Countee Cullen in Central Park by Carl van Vechten, collection Yale University Library/ Countee Cullen by the artist Warren Goodson, 2011/Countee Cullen by Bernard Goss, c. 1960
Correspondences show that Countee Cullen has various, often short, relationships with men, including white men. That does not stop him from starting a second marriage after the first failed one. Jackman and Cullen are called the Jonathan and David of the Harlem Renaissance, a reference to the Biblical figures who, according to religious sources, had a Platonic relationship, but were indeed romantically linked according to more worldly experts. They allow that nickname to be undisturbed. Jackman is known to have a longstanding relationship with Edouard Roditi, a writer of poems and critiques, but he also likes to present himself in Paris and Harlem as a bachelor. Thomas Wirth, the biographer of another Harlem Renaissance writer, Richard Bruce Nugent, connoisseur of this striking period in black history, claims that the only evidence for a homosexual relationship between Cullen and Jackman can be found in the columns of tabloids. In doing so, he throws the research of serious scientists such as A.B. Christa Schwartz – Gay Voices of the Harlem Renaissance – and Simon Dickel – Black / Gay – in the bin.
True or not, romantic relationship or not, it is certain that Cullen’s pinching pursuit of his true identity has yielded interesting and often impressive poetry.
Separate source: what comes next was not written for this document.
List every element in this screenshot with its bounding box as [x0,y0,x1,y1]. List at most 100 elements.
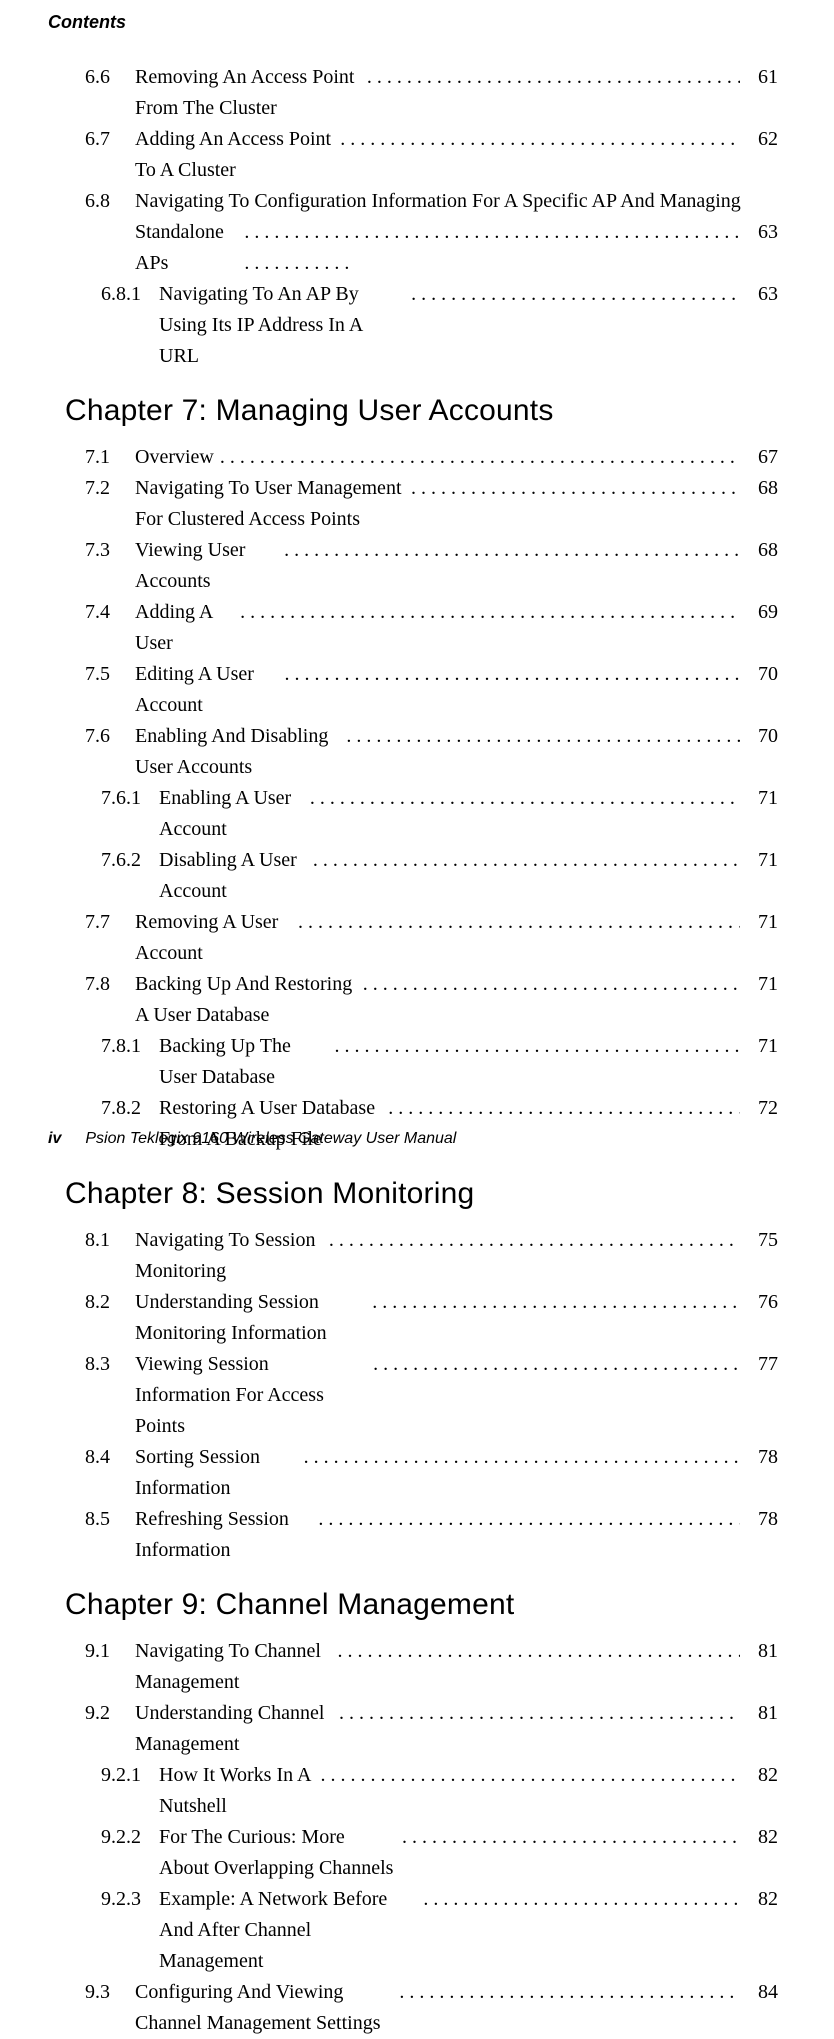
toc-leader [402,1822,740,1853]
toc-num: 9.2 [85,1698,135,1729]
toc-leader [240,597,740,628]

Judas Iscariot, Tableau, The Love Tree, Fruit of the Flower and many other poems are a convincing proof of this.
Come, let us plant our love as farmers plant
A seed, and you shall water it with tears,
And I shall weed it with my hands until
They bleed. Perchance this buried love of ours
Will feed on goodly ground and bear a tree
With fruit and flowers; pale lovers chancing
May pluck and eat, and through their veins a sweet
And languid ardor play, their pulses beat
An unimagined tune, their shy lips meet
And part, and bliss repeat again. And men
Will pilgrimage from far and wide to see
This tree for which we two were crucified,
And, happy in themselves, will never know
‘Twas break of heart that made the Love Tree grow.